Alwaght- Bahraini regime has dissolved the country’s main opposition bloc, al-Wefaq National Islamic Society, intensifying crackdown on Shiite majority.
Bahrain's administrative court in the capital city of Manama ordered on Sunday the dissolution of al-Wefaq and the seizure of its funds almost a month after the regime suspended its activities.
The Bahraini justice ministry had suspended the opposition group’s activities on June 14 while its political chief Sheikh Ali Salman was serving a nine-year jail term on trumped up charges of inciting violence.

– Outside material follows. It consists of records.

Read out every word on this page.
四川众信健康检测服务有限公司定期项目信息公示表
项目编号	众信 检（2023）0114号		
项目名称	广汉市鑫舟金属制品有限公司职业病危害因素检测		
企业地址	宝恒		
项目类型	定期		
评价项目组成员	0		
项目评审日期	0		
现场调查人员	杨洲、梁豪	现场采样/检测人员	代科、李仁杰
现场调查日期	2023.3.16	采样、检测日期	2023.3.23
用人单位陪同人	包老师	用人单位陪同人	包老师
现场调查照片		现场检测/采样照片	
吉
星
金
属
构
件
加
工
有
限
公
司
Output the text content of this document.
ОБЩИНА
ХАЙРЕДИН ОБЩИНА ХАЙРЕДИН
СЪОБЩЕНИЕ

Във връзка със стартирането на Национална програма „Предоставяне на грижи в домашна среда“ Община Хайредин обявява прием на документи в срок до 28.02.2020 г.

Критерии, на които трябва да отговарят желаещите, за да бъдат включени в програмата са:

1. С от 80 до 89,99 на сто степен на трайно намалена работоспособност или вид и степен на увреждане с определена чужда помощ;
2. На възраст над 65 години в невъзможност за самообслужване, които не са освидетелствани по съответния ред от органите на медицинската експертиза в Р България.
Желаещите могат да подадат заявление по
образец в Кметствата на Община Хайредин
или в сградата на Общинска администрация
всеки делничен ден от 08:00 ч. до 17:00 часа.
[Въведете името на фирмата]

Sheikh Ali Salam, leader of Al-Wefaq Opposition Bloc
The latest move, part of a wide crackdown on political dissent in Bahrain, is certain to prompt more protests in the country, whose embattled regime has faced an uprising since 2011.
The western-backed Al Khalifa regime has also stripped Shiites' spiritual leader Ayatollah Sheikh Issa Qassim of his Bahraini citizenship over similar accusations. On Saturday, the public prosecutor in Bahrain said the cleric will go on trial early next month on charges of “illegal fund collections and money laundering,” without providing an exact date.

Ayatollah Sheikh Isa Qassim
Since February 2011, thousands of anti-regime protesters have held numerous demonstrations on an almost daily basis, calling for the Al Khalifah regime to relinquish power.
In March that year, troops from Saudi Arabia and the United Arab Emirates — themselves repressive Arab regimes — were deployed to the country to help in the crackdown on peaceful protests.